Question

BD is a median of the triangle ABC and ED is a perpendicular bisector of triangle ABC.

Is BDC isosceles? Prove it. DO NOT ASSUME THAT THE TRIANGLE IS RIGHT. YOU MUST PROVE IT USING ANGLES AND SIDES.

Answer 1

show ADE is congruent to triangle BDE

then use the fact that BD bisects AC

Answer 2

There is no such thing as a perpendicular bisector of a triangle.
Is ED the perpendicular bisector of AB?

Answer 3

My teacher wrote a triangle but I am assuming AB.

Answer 4

Ok. I just figured it out, and it's the same that phi wrote.
You can prove triangle AED is congruent to triangle BED.
That gives you AD is congruent to BD by CPCTC.
Then since BD bisects AC, AD is congruent to DC.
Then use transitive to prove what you need.

Answer 5

Okay. Thanks to you both!

Answer 6

wlcm

Answer 7

Now, I need to prove that ABC is right. I said that it is right because the median BD bisects the hypotenuse of the triangle and the length of BD is congruent to both AD and DC, or half of the hypotenuse.

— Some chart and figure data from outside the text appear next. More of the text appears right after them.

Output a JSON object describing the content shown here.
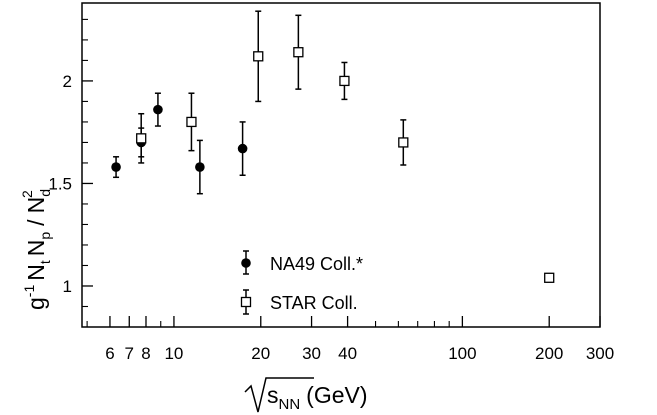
{
  "chart_data": {
    "type": "scatter",
    "title": "",
    "xlabel": {
      "prefix": "(",
      "s_symbol": "s",
      "subscript": "NN",
      "suffix": "(GeV)"
    },
    "ylabel": {
      "g": "g",
      "g_exp": "-1",
      "Nt": "N",
      "Nt_sub": "t",
      "Np": "N",
      "Np_sub": "p",
      "slash": "/",
      "Nd": "N",
      "Nd_sub": "d",
      "Nd_exp": "2"
    },
    "x_scale": "log",
    "xlim": [
      4.8,
      300
    ],
    "ylim": [
      0.8,
      2.38
    ],
    "x_tick_labels": [
      {
        "value": 6,
        "label": "6"
      },
      {
        "value": 7,
        "label": "7"
      },
      {
        "value": 8,
        "label": "8"
      },
      {
        "value": 10,
        "label": "10"
      },
      {
        "value": 20,
        "label": "20"
      },
      {
        "value": 30,
        "label": "30"
      },
      {
        "value": 40,
        "label": "40"
      },
      {
        "value": 100,
        "label": "100"
      },
      {
        "value": 200,
        "label": "200"
      },
      {
        "value": 300,
        "label": "300"
      }
    ],
    "x_minor_ticks": [
      5,
      9,
      50,
      60,
      70,
      80,
      90
    ],
    "y_tick_labels": [
      {
        "value": 1,
        "label": "1"
      },
      {
        "value": 1.5,
        "label": "1.5"
      },
      {
        "value": 2,
        "label": "2"
      }
    ],
    "grid": false,
    "legend_position": "bottom-center",
    "series": [
      {
        "name": "NA49 Coll.*",
        "marker": "filled-circle",
        "color": "#000000",
        "points": [
          {
            "x": 6.3,
            "y": 1.58,
            "err": 0.05
          },
          {
            "x": 7.7,
            "y": 1.7,
            "err": 0.07
          },
          {
            "x": 8.8,
            "y": 1.86,
            "err": 0.08
          },
          {
            "x": 12.3,
            "y": 1.58,
            "err": 0.13
          },
          {
            "x": 17.3,
            "y": 1.67,
            "err": 0.13
          }
        ]
      },
      {
        "name": "STAR Coll.",
        "marker": "open-square",
        "color": "#000000",
        "points": [
          {
            "x": 7.7,
            "y": 1.72,
            "err": 0.12
          },
          {
            "x": 11.5,
            "y": 1.8,
            "err": 0.14
          },
          {
            "x": 19.6,
            "y": 2.12,
            "err": 0.22
          },
          {
            "x": 27.0,
            "y": 2.14,
            "err": 0.18
          },
          {
            "x": 39.0,
            "y": 2.0,
            "err": 0.09
          },
          {
            "x": 62.4,
            "y": 1.7,
            "err": 0.11
          },
          {
            "x": 200.0,
            "y": 1.04,
            "err": 0.02
          }
        ]
      }
    ]
  }
}
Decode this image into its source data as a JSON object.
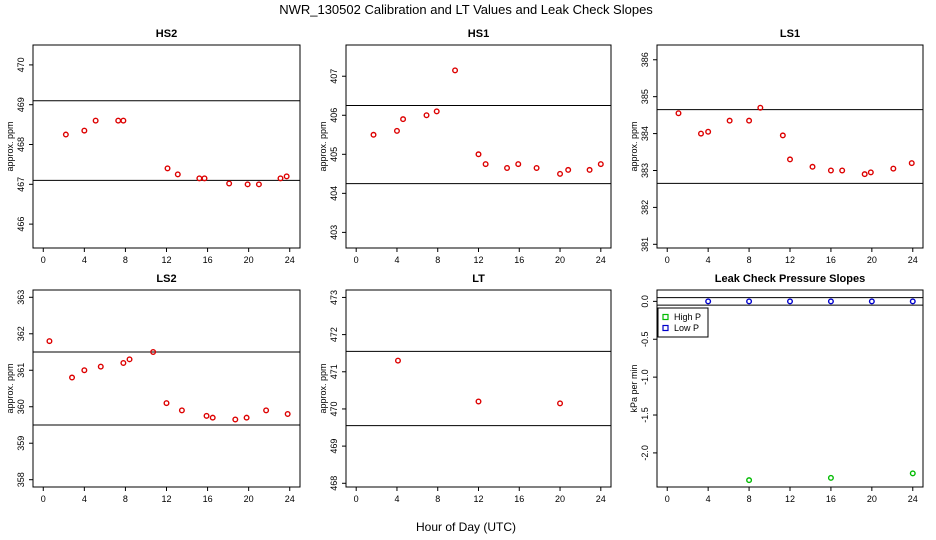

I think there must be more but I am not sure. I feel like there is something to do with the perp. bisector but I am not sure what. I know that the perp. bisector made two congruent triangles, but other than that, I'm not sure about the rest of this proof.

Answer 8

triangle BED is a right triangle (given) label angle DBE = a and its other angle b
a+b=90 (the 3rd angle is 90)

now if you can show angle EAD is a and angle BCD is b, it follows that CBE must be 90

Answer 9

I understand this, however, is it like a theorem or something that the perpendicular bisector makes two congruent triangles? I know it is something like that for the altitude of right triangle to the hypotenuse, however, I do not know that much about the properties of perp. bisectors of triangles.